Hallowed Ground

Posted on September 27, 2015

As a tribe, we gather in unusual locations. Our meeting places, where stories are shared and surf culture is perpetuated are not, I would argue, in the ocean – that is where we surf. In the water our conversations are often stilted and broken, interrupted by the catching of waves or made difficult by wind or distance. The ocean is where the stories occur and where legends are made, but it is often the parking lot that is the incubator of our culture. Almost anywhere where you can surf there is space nearby to park a car, whether it’s on the roadside, in a large tarmac lot, on a patch of dirt, or in a clearing in the sand dunes or forest. Sometimes where everybody parks is a walk away from the waves, but quite often the spot where you pull up, check the waves and get changed has a pretty good view of the surf. It’s where, in mid-winter, surfers hunch over their steering wheels with the windscreen wipers squeaking across the glass trying to keep warm whilst drumming up the motivation to pull on a wetsuit. It’s where we talk about the best sand banks and surf forecasts through rolled down windows, where we compliment each other on sick waves and look back at the sea whilst toweling off in the hope that it’s getting worse, not better, and where we take phone-photos to show our friends what they missed today. Most photos of waves aren’t taken by water-photographers swimming with a housing or stood on the sand with a zoom lens, they’re taken by surfers stood in the parking lot; how many surfers actually walk back down the beach to take a photo?

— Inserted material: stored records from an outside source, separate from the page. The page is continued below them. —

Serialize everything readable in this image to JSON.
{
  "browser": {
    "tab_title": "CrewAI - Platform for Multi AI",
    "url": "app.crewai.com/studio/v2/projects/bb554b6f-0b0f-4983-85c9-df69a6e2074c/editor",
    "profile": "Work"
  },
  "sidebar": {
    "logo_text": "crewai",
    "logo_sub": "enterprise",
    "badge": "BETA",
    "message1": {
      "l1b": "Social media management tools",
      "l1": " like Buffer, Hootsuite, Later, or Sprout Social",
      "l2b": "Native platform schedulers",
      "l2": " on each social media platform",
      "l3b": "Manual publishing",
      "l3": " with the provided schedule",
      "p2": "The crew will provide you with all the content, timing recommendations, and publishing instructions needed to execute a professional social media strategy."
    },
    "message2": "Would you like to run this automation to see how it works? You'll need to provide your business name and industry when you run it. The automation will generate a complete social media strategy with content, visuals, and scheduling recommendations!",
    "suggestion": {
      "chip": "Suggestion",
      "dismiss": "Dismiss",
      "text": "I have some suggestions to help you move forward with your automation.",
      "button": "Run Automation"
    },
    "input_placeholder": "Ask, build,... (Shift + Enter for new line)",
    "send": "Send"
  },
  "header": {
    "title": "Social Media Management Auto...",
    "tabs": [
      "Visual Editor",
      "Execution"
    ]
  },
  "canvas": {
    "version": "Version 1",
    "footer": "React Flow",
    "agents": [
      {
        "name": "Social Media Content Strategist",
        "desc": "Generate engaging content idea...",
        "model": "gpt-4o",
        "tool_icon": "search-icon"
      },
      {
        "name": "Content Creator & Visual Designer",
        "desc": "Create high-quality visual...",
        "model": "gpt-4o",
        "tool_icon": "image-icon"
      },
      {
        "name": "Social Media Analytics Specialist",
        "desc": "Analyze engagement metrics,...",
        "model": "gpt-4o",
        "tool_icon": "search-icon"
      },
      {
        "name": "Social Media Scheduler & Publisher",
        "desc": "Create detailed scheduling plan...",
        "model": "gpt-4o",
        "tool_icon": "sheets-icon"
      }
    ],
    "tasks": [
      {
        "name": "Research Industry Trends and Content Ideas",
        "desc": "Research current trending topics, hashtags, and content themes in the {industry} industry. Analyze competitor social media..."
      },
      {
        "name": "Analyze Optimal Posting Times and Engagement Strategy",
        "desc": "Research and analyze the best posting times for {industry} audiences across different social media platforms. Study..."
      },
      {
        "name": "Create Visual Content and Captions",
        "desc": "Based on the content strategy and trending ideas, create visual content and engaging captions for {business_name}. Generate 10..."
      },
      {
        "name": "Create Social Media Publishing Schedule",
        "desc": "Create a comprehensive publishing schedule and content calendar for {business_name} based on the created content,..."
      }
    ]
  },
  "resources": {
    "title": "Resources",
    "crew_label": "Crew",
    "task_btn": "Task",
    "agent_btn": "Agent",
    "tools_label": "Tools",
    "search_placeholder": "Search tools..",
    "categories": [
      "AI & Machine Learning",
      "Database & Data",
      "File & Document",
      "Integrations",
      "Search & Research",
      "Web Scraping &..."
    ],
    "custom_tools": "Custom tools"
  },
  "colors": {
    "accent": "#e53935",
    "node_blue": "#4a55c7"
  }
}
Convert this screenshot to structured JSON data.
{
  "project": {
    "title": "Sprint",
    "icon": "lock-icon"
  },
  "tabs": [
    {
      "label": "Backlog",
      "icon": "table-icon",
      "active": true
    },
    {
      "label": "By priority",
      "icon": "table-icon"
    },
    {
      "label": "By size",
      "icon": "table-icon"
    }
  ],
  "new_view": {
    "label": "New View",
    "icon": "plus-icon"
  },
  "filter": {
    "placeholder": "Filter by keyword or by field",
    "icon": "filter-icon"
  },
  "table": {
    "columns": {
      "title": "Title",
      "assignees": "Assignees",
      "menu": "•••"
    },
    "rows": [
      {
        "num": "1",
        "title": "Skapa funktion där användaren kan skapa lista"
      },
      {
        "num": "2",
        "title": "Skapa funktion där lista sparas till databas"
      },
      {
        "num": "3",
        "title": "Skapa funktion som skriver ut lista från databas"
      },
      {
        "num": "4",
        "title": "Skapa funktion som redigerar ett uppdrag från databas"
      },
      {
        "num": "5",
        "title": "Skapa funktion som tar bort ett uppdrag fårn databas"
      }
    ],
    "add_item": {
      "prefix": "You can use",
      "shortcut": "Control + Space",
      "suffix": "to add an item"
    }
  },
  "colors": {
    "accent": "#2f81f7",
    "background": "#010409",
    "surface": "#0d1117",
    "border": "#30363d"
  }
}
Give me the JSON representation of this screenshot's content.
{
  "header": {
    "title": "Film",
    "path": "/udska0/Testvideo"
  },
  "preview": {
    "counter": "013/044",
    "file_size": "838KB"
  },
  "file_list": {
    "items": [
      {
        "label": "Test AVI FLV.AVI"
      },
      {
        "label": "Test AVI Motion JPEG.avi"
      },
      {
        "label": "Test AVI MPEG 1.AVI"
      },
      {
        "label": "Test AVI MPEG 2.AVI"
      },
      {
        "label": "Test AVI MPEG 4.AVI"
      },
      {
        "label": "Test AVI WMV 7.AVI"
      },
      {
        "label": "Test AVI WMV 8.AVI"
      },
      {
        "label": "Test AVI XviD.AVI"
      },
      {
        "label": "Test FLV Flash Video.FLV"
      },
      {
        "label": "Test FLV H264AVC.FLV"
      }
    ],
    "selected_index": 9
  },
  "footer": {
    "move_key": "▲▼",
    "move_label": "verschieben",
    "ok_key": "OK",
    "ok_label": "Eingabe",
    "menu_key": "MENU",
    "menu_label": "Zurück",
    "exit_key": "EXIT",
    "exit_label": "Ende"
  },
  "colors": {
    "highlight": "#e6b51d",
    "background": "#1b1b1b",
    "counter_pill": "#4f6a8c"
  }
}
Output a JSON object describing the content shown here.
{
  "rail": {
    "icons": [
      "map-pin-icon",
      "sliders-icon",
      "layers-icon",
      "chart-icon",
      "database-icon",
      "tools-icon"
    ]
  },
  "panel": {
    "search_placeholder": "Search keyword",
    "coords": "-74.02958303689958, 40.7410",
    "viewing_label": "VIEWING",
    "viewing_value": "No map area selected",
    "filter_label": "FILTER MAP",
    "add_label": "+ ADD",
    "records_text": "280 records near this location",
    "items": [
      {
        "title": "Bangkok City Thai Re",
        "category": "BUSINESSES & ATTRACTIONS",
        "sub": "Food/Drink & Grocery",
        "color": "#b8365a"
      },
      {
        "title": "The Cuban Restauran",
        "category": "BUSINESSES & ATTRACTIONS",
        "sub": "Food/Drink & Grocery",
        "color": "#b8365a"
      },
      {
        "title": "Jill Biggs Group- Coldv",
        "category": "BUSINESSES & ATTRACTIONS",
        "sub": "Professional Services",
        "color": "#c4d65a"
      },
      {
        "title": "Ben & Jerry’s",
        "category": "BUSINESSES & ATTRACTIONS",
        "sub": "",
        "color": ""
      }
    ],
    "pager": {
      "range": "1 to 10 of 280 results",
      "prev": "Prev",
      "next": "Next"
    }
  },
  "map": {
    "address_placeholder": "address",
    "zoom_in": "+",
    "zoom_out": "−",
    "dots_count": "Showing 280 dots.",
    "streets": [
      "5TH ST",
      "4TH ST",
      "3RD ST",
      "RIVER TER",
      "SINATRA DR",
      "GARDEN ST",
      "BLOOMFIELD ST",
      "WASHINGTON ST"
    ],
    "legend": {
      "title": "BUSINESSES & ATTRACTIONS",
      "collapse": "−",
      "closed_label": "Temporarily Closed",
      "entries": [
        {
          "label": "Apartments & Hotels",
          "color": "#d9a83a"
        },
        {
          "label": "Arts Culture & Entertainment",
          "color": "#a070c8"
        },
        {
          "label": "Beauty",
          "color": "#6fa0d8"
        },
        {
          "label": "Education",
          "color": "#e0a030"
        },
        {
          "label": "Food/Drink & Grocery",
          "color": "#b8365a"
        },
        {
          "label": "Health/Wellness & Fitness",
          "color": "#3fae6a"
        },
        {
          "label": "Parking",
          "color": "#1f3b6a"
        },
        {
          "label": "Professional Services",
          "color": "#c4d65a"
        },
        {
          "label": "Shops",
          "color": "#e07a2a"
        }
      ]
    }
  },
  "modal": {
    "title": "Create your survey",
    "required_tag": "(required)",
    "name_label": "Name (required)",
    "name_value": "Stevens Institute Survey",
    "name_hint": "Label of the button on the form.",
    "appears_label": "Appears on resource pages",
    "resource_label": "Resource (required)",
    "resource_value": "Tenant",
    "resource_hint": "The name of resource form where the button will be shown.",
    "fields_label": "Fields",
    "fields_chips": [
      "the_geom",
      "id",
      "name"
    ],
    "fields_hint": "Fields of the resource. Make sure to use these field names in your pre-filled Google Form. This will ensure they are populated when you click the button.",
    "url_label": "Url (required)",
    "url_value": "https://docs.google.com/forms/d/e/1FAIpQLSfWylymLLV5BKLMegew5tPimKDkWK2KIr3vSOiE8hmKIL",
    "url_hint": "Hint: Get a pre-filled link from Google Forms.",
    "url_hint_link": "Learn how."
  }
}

It’s in car parks where surfers stand with a coffee in the morning evaluating how accurate the forecast was and rescheduling their day around planned surfs, and where surfers lean on bonnets or sit on tailgates in the evening sharing beers and talking story. It’s in car parks where wax is gifted, where the secret of where car keys are stashed is guarded, and sometimes it’s where water-borne scores are settled.

The ocean is where we ride waves, and this is a personal and solo pursuit. The beach is, more often than not, just the thin band of sand that we run across to get to the water. For so many though, the car par is where we congregate. It’s where we are “surfers”, not just a surfer.